Después de morirse, mejorando así mucho la vida en el planeta, Hitler les hizo a sus paisanos un favor que no le podrán agradecer bastante.
2 de Julio.- En sus últimos días, el dictador austriaco (nacionalizado alemán) Adolf Hitler era una sombra de sí mismo. Una ruina. Un pingajo.
Diferentes bebedizos y pócimas de su matasanos favorito, el doctor Morell, le habían mantenido durante toda la guerra en una especie de trance que alternaba periodos de apatía con periodos de euforia. A esto se le unían unos hábitos alimenticios que no hubieran tenido nada que envidiar a los de su paisana, la loca de la emperatriz Elisabeth, y un Parkinson galopante que hizo que, en sus últimas apariciones públicas se le viera sujetándose la mano derecha, sobre la que ya apenas tenía control.
Una de las consecuencias del intenso bombardeo químico al que su cerebro estuvo sometido fue quizá que se exagerase cierta tendencia a la paranoia y a la depresión que siempre habían estado presentes en el carácter de Hitler, de manera que, cuando se dio cuenta de que todo estaba perdido y decidió suicidarse, le empezara a entrar un miedo tan loco como todo lo que estaba relacionado con él, al pensar en lo que pasaría con sus restos mortales y los de su mujer, Eva Braun. Por este motivo dio instrucciones taxativas de que, cuando se produjese su fallecimiento y, con él, una considerable mejora de las condiciones de vida del planeta, lo que quedara de él fuera destruido por completo.

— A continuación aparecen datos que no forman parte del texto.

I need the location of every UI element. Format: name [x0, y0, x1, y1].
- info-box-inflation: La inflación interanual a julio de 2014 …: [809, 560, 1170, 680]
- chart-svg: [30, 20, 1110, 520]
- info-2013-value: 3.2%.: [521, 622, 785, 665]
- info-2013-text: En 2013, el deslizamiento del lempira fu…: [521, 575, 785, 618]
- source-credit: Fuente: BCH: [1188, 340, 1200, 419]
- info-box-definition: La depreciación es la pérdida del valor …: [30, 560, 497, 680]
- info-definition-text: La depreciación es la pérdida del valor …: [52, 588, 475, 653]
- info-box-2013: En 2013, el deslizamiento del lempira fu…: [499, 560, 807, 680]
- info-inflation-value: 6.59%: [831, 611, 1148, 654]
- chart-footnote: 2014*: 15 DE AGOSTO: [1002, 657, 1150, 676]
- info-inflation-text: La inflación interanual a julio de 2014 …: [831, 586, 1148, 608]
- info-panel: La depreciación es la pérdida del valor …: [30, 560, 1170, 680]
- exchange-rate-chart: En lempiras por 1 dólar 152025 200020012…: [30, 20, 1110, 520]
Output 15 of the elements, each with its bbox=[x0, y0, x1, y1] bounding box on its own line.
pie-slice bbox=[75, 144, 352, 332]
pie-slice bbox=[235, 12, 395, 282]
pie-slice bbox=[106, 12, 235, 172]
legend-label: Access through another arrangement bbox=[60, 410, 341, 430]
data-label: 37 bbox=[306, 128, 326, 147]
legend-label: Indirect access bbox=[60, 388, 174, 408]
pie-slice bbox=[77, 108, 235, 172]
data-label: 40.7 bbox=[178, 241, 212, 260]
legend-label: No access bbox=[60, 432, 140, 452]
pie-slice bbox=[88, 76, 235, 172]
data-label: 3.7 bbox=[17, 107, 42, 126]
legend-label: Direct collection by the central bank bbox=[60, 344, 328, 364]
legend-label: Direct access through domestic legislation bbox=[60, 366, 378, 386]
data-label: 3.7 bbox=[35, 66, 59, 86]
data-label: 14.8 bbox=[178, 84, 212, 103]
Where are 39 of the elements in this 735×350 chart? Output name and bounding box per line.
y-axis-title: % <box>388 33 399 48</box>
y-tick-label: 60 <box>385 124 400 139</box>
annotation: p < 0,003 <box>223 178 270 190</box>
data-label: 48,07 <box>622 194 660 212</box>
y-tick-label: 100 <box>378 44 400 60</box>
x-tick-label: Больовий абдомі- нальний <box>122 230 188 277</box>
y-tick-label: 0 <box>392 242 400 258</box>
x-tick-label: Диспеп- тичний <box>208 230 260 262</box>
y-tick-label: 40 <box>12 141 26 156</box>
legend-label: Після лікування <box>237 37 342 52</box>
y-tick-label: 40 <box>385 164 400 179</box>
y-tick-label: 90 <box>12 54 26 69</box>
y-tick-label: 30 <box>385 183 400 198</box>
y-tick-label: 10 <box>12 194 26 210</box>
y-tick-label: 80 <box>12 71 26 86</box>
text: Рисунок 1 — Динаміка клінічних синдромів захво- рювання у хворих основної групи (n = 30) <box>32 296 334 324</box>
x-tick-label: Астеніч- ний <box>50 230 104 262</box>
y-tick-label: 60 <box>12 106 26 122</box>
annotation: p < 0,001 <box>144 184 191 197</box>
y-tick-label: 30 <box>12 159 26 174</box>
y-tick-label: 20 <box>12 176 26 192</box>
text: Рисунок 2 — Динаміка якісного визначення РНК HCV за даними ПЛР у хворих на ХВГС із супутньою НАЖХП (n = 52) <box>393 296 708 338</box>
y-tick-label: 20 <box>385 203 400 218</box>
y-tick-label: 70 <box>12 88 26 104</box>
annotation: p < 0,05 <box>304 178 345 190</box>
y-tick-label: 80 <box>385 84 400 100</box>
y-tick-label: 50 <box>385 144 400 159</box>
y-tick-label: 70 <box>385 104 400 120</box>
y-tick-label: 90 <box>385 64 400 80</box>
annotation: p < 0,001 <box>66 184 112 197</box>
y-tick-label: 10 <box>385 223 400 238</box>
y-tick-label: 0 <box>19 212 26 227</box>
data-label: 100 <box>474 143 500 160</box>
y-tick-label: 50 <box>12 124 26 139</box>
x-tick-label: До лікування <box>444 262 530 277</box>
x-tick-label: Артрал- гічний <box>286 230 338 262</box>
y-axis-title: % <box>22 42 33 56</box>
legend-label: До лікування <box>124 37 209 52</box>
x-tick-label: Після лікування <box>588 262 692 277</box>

No tuvo en cuenta, claro, que lo de deshacerse de un muerto no era tan fácil en el Berlín de abril de 1945. En cualquier caso, se puede decir que los encargados de destruir lo que quedó de Hitler, hicieron lo que pudieron, de manera que cuando los aliados entraron por fin el en bunker de Berlín encontraron nada más que cachitos medio chamuscados y difícilmente identificables. Los trozos de hueso que quedaron del dictador se llevaron a Moscú y allí duermen, en el archivo de la KGB, un prosaico sueño de cajas de cartón. De vez en cuando, algún equipo de televisión consigue permiso para grabar y la Humanidad puede ver un parietal que hay que créer que era de Hitler, porque lo mismo se puede tratar de un parietal de Pepito Pérez (o, mejor dicho, de Pepperl Schmidt).
El hecho de que no quede de Hitler ningún rastro material es algo que el posterior estado alemán no está en condiciones de agradecerle bastante, porque les permitió empezar práctcamente desde cero y hacer como si Hitler no hubiera existido nunca. En Austria sabemos que el proceso de desnazificación fue más chapucero y quedaron algunas reliquias del nazismo que en Alemania no hubieran podido permitirse. Todavía colea el pleito a propósito de la casa natal del tito Adolfo, que lleva sin resolverse por lo menos por lo menos desde que yo estoy viviendo aquí y va para quince años.
El final de Franco, el dictador español, no tuvo nada que ver con el de Hitler, salvo en el tema del Parkinson, ni tampoco el proceso que conllevó pasar de un régimen dictatorial a la democracia actual. De hecho, si se mira la cuestión con algo de detenimiento, los españoles hicimos una cosa bastante inédita, no solo en nuestro país, en donde lo de matarnos los unos a los otros es una tradición bastante siniestra que hemos venido practicando, con cierta frecuenciam desde finales del siglo equis uve tres palitos, sino también en Europa.
Esto ha ocasionado que la transición haya sido estudiada por otras naciones que se han visto en el brete de tener que pasar de regímenes malvados como era el nuestro a democracias más o menos liberales. Como la cosa fue bastante improvisada (un defecto también muy celtíbero, aunque menos grave que lo de matarnos, dónde va a parar) el proceso de la transición nos salió un poco de aquella manera. Se hizo lo que se pudo. Yo soy de la opinión de que, los que ahora protestan, lo hacen como los que son contrarios a las vacunas, o sea desde la tranquilidad que da estar vacunado.
Una de las cosas para las que no encontramos solución y para las que no hay aún soluciones potables disponibles es el qué hacer con los restos de Franco y, sobre todo, con el horroroso monumento que Franco se construyó, como si fuera un faraón. Un sitio que tira a siniestro, por la construcción en sí y por lo que significa.
Es un pleito viejo, como el de la casa natal de Hitler y, a pesar de los últimos indicios, que apuntan a que Franco será desalojado de su hipogeo y colocado en un lugar más modesto, uno no acaba de creerse que el Valle famoso vaya a terminar convertido en lo que debería ser : en un museo como, pongamos por caso, el campo de trabajo de Mauthausen, en las cercanías de Linz.